Expositions
François Harray présente : Pixels-Povera
dans la salle de conférence du Botanique durant le 23e festival gay et lesbien de Belgique du 15 au 24 janvier.
François Harray est un artiste de notre communauté que l'on ne présente plus, mais que l'on n'attendait pas dans la partie arts graphiques du Festival. Le créateur des éditions «Thé Glacé» qui lança une collection de livres à thématique gaye en Belgique, nous avait déjà fait connaître ses talents d'écrivains, notamment à travers son roman, «Le Corsaire», le voici qui nous projette son environnement au travers de cent mille pixels.
Pixels-Povera propose une série de Tableaux photographiques composés, comme leur nom générique le suggère, de mosaïques de photographies numériques réalisées à l'aide d'un simple appareil portable. Elles sont ensuite sommairement trafiquées par ordinateur.

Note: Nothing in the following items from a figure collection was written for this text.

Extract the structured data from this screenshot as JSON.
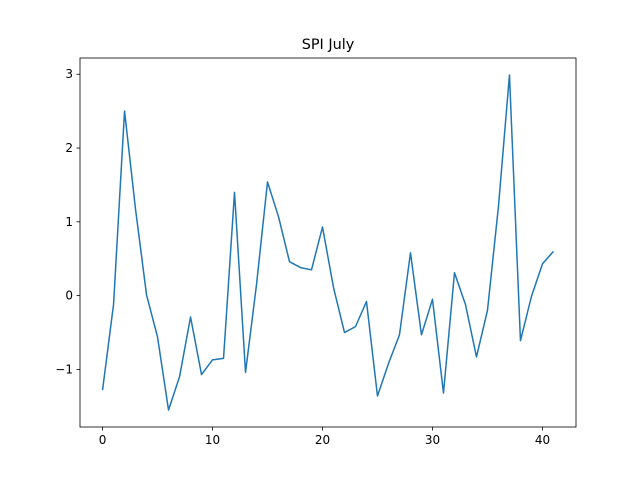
{
  "chart_data": {
    "type": "line",
    "title": "SPI July",
    "xlabel": "",
    "ylabel": "",
    "xlim": [
      -2.05,
      43.05
    ],
    "ylim": [
      -1.78,
      3.22
    ],
    "xticks": [
      0,
      10,
      20,
      30,
      40
    ],
    "yticks": [
      -1,
      0,
      1,
      2,
      3
    ],
    "ytick_labels": [
      "−1",
      "0",
      "1",
      "2",
      "3"
    ],
    "grid": false,
    "series": [
      {
        "color": "#1f77b4",
        "x": [
          0,
          1,
          2,
          3,
          4,
          5,
          6,
          7,
          8,
          9,
          10,
          11,
          12,
          13,
          14,
          15,
          16,
          17,
          18,
          19,
          20,
          21,
          22,
          23,
          24,
          25,
          26,
          27,
          28,
          29,
          30,
          31,
          32,
          33,
          34,
          35,
          36,
          37,
          38,
          39,
          40,
          41
        ],
        "values": [
          -1.28,
          -0.12,
          2.5,
          1.17,
          0.01,
          -0.56,
          -1.55,
          -1.1,
          -0.29,
          -1.07,
          -0.87,
          -0.85,
          1.4,
          -1.04,
          0.15,
          1.54,
          1.07,
          0.46,
          0.38,
          0.35,
          0.93,
          0.11,
          -0.5,
          -0.42,
          -0.08,
          -1.36,
          -0.92,
          -0.53,
          0.58,
          -0.53,
          -0.05,
          -1.32,
          0.31,
          -0.12,
          -0.83,
          -0.2,
          1.21,
          2.99,
          -0.61,
          -0.01,
          0.43,
          0.6
        ]
      }
    ]
  }
}
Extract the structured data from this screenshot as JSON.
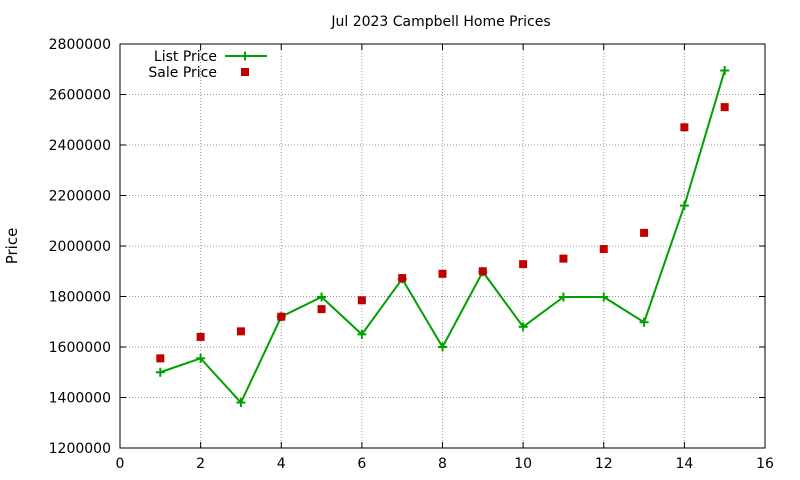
{
  "chart_data": {
    "type": "line",
    "title": "Jul 2023 Campbell Home Prices",
    "xlabel": "",
    "ylabel": "Price",
    "xlim": [
      0,
      16
    ],
    "ylim": [
      1200000,
      2800000
    ],
    "xticks": [
      0,
      2,
      4,
      6,
      8,
      10,
      12,
      14,
      16
    ],
    "yticks": [
      1200000,
      1400000,
      1600000,
      1800000,
      2000000,
      2200000,
      2400000,
      2600000,
      2800000
    ],
    "grid": true,
    "legend_position": "top-left",
    "series": [
      {
        "name": "List Price",
        "style": "line-plus",
        "color": "#00a000",
        "x": [
          1,
          2,
          3,
          4,
          5,
          6,
          7,
          8,
          9,
          10,
          11,
          12,
          13,
          14,
          15
        ],
        "y": [
          1500000,
          1555000,
          1380000,
          1720000,
          1798000,
          1650000,
          1870000,
          1600000,
          1898000,
          1680000,
          1798000,
          1798000,
          1698000,
          2160000,
          2695000
        ]
      },
      {
        "name": "Sale Price",
        "style": "square",
        "color": "#c00000",
        "x": [
          1,
          2,
          3,
          4,
          5,
          6,
          7,
          8,
          9,
          10,
          11,
          12,
          13,
          14,
          15
        ],
        "y": [
          1555000,
          1640000,
          1662000,
          1720000,
          1750000,
          1785000,
          1873000,
          1890000,
          1900000,
          1928000,
          1950000,
          1988000,
          2052000,
          2470000,
          2550000
        ]
      }
    ]
  }
}
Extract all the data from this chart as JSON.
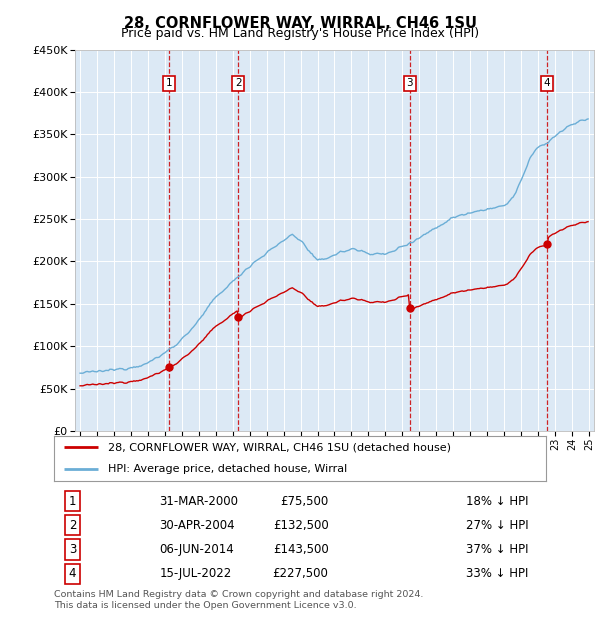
{
  "title": "28, CORNFLOWER WAY, WIRRAL, CH46 1SU",
  "subtitle": "Price paid vs. HM Land Registry's House Price Index (HPI)",
  "ylim": [
    0,
    450000
  ],
  "sale_dates_year": [
    2000.25,
    2004.33,
    2014.43,
    2022.54
  ],
  "sale_prices": [
    75500,
    132500,
    143500,
    227500
  ],
  "sale_labels": [
    "1",
    "2",
    "3",
    "4"
  ],
  "sale_date_str": [
    "31-MAR-2000",
    "30-APR-2004",
    "06-JUN-2014",
    "15-JUL-2022"
  ],
  "sale_pct": [
    "18% ↓ HPI",
    "27% ↓ HPI",
    "37% ↓ HPI",
    "33% ↓ HPI"
  ],
  "sale_price_str": [
    "£75,500",
    "£132,500",
    "£143,500",
    "£227,500"
  ],
  "legend_red": "28, CORNFLOWER WAY, WIRRAL, CH46 1SU (detached house)",
  "legend_blue": "HPI: Average price, detached house, Wirral",
  "footer": "Contains HM Land Registry data © Crown copyright and database right 2024.\nThis data is licensed under the Open Government Licence v3.0.",
  "bg_color": "#ffffff",
  "plot_bg_color": "#dce9f5",
  "grid_color": "#ffffff",
  "red_line_color": "#cc0000",
  "blue_line_color": "#6baed6",
  "vline_color": "#cc0000",
  "box_edge_color": "#cc0000",
  "hpi_anchors_t": [
    1995.0,
    1996.0,
    1997.0,
    1998.0,
    1999.0,
    2000.0,
    2001.0,
    2002.0,
    2003.0,
    2004.33,
    2005.0,
    2006.0,
    2007.5,
    2008.0,
    2009.0,
    2010.0,
    2011.0,
    2012.0,
    2013.0,
    2014.43,
    2015.0,
    2016.0,
    2017.0,
    2018.0,
    2019.0,
    2020.0,
    2020.5,
    2021.0,
    2021.5,
    2022.0,
    2022.54,
    2023.0,
    2023.5,
    2024.0,
    2024.9
  ],
  "hpi_anchors_v": [
    68000,
    70000,
    72000,
    75000,
    80000,
    92000,
    108000,
    130000,
    158000,
    182000,
    195000,
    210000,
    232000,
    225000,
    200000,
    208000,
    215000,
    210000,
    208000,
    222000,
    228000,
    240000,
    252000,
    258000,
    262000,
    265000,
    275000,
    295000,
    320000,
    335000,
    340000,
    348000,
    355000,
    362000,
    368000
  ]
}
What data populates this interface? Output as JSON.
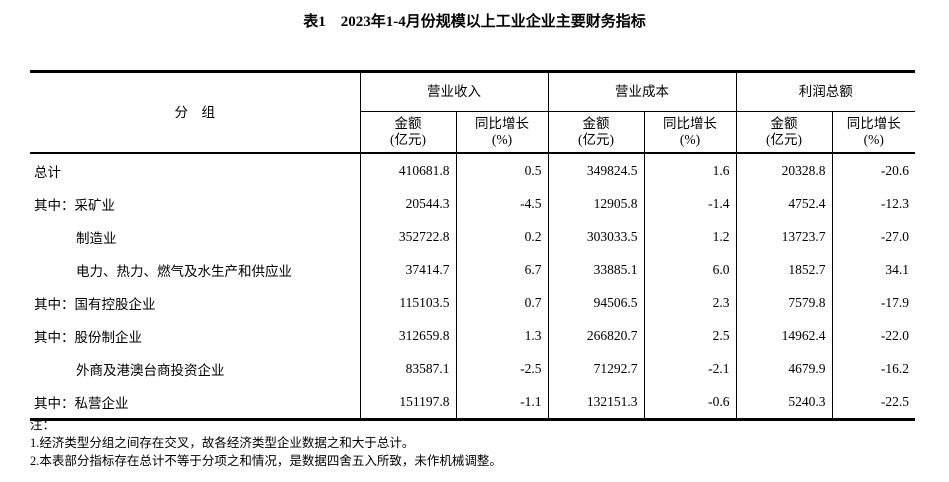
{
  "title": "表1　2023年1-4月份规模以上工业企业主要财务指标",
  "header": {
    "group_label": "分　组",
    "sections": [
      "营业收入",
      "营业成本",
      "利润总额"
    ],
    "amount_label": "金额",
    "amount_unit": "(亿元)",
    "growth_label": "同比增长",
    "growth_unit": "(%)"
  },
  "rows": [
    {
      "name": "总计",
      "indent": false,
      "v": [
        "410681.8",
        "0.5",
        "349824.5",
        "1.6",
        "20328.8",
        "-20.6"
      ]
    },
    {
      "name": "其中：采矿业",
      "indent": false,
      "v": [
        "20544.3",
        "-4.5",
        "12905.8",
        "-1.4",
        "4752.4",
        "-12.3"
      ]
    },
    {
      "name": "制造业",
      "indent": true,
      "v": [
        "352722.8",
        "0.2",
        "303033.5",
        "1.2",
        "13723.7",
        "-27.0"
      ]
    },
    {
      "name": "电力、热力、燃气及水生产和供应业",
      "indent": true,
      "v": [
        "37414.7",
        "6.7",
        "33885.1",
        "6.0",
        "1852.7",
        "34.1"
      ]
    },
    {
      "name": "其中：国有控股企业",
      "indent": false,
      "v": [
        "115103.5",
        "0.7",
        "94506.5",
        "2.3",
        "7579.8",
        "-17.9"
      ]
    },
    {
      "name": "其中：股份制企业",
      "indent": false,
      "v": [
        "312659.8",
        "1.3",
        "266820.7",
        "2.5",
        "14962.4",
        "-22.0"
      ]
    },
    {
      "name": "外商及港澳台商投资企业",
      "indent": true,
      "v": [
        "83587.1",
        "-2.5",
        "71292.7",
        "-2.1",
        "4679.9",
        "-16.2"
      ]
    },
    {
      "name": "其中：私营企业",
      "indent": false,
      "v": [
        "151197.8",
        "-1.1",
        "132151.3",
        "-0.6",
        "5240.3",
        "-22.5"
      ]
    }
  ],
  "notes": [
    "注：",
    "1.经济类型分组之间存在交叉，故各经济类型企业数据之和大于总计。",
    "2.本表部分指标存在总计不等于分项之和情况，是数据四舍五入所致，未作机械调整。"
  ]
}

Chacune de ces scènes «d'un réalisme magique» est doublement articulée:
Formellement: Par un assemblage de photos, ou parties de celles-ci, qui, de par le choix des couleurs, de la luminosité, du contraste voire de leurs saturations, compose –tels les pixels qui constituent une seule et même image numérique- un ensemble voulu cohérent. Thématiquement: Le contenu iconographique est, pour chacun des tableaux, focalisé sur divers thèmes précis (telle ou telle ville, la nuit, le jour, les reflets, les néons, la pluie, une abstraction géométrique architecturale, le chaud et le froid… mais aussi des portraits, voire des clichés capturés sur l'écran TV...)
Malgré les «bidouillages» informatiques mis au service performateur de l'image, le moment de la prise de vue, de la captation d'un environnement ciblé, reste primordial. Le choix du cadre, le premier coup d'oeil, demeure la base primale de ces photographies issues de l'ère virtuelle.